Google just killed Gemini CLI. In its place: Antigravity CLI, a terminal agent that is not just a rename but a ground-up rethink of what a command-line AI tool should be. Announced at Google I/O 2026, it is the terminal surface of a four-product platform that also includes the Antigravity 2.0 desktop app, the Antigravity SDK, and the Antigravity IDE. The stakes are real: Gemini CLI and Gemini Code Assist IDE extensions will stop serving requests on June 18, 2026, for Google AI Pro and Ultra users, as well as free users of Gemini Code Assist for individuals.

From single-model chat to multi-agent orchestration

Gemini CLI proved the terminal could be an incredible interface for agentic tasks, but developer needs shifted. Teams now require multiple agents communicating with each other to split up work and solve complex problems, which means terminal tools need to share a unified backend with the rest of the workflow. That is the core architectural bet behind Antigravity CLI.

The tool is built in Go, supports asynchronous multi-agent workflows, and shares the same backend as the Antigravity 2.0 desktop application. This unified architecture means any future improvements to the core agents will instantly apply to the terminal experience. No more waiting for backports between surfaces.

The engine under the hood

By default, the CLI connects to Gemini 3.5 Flash (High), which was announced at Google I/O 2026. Google positions this model as running four times faster than other frontier models at the same tier, while outperforming Gemini 3.1 Pro on agentic and coding benchmarks. You can also swap models via the --model flag.

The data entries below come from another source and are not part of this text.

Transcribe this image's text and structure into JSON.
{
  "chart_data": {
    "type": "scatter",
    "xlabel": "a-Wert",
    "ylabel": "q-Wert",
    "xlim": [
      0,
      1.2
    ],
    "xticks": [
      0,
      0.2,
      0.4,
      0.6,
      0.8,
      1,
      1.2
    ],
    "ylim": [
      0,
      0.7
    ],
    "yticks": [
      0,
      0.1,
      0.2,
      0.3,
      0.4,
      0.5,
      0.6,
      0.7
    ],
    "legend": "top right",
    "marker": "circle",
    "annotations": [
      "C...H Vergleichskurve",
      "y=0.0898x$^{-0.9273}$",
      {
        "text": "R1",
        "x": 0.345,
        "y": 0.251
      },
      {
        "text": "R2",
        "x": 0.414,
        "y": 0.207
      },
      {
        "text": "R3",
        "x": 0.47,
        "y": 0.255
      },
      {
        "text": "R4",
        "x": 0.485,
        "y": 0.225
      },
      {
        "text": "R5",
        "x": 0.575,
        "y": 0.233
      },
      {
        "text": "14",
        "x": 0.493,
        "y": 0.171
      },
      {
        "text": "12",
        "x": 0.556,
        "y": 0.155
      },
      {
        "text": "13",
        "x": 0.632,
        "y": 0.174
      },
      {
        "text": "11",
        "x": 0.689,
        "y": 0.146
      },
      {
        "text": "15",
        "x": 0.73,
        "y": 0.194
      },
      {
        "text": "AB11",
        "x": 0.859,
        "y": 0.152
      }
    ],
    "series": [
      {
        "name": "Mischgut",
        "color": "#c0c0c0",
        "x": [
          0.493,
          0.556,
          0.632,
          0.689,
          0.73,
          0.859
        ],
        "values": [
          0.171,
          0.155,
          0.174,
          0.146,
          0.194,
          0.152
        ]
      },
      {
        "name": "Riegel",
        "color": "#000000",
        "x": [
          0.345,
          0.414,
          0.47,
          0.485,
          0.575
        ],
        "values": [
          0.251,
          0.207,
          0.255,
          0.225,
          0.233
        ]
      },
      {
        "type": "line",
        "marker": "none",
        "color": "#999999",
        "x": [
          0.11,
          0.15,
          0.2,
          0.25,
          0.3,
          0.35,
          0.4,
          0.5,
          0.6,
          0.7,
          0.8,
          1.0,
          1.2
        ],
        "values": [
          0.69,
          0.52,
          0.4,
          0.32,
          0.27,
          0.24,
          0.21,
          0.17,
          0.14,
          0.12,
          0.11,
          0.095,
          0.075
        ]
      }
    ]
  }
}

The key architectural concept here is dynamic subagents. In a single-agent setup, one model handles everything sequentially, and the context window fills up with the full history of every step, which degrades reasoning quality on later tasks. Subagents solve this by having an orchestrator agent receive your high-level goal, decide how to break it into subtasks, then spawn specialized subagents, each with its own isolated context window, running in parallel. The main agent can define and spawn specialized subagents on the fly to tackle focused subtasks in parallel, without polluting its own context window, and long-running operations run in the background so neither the main agent nor the UI is blocked.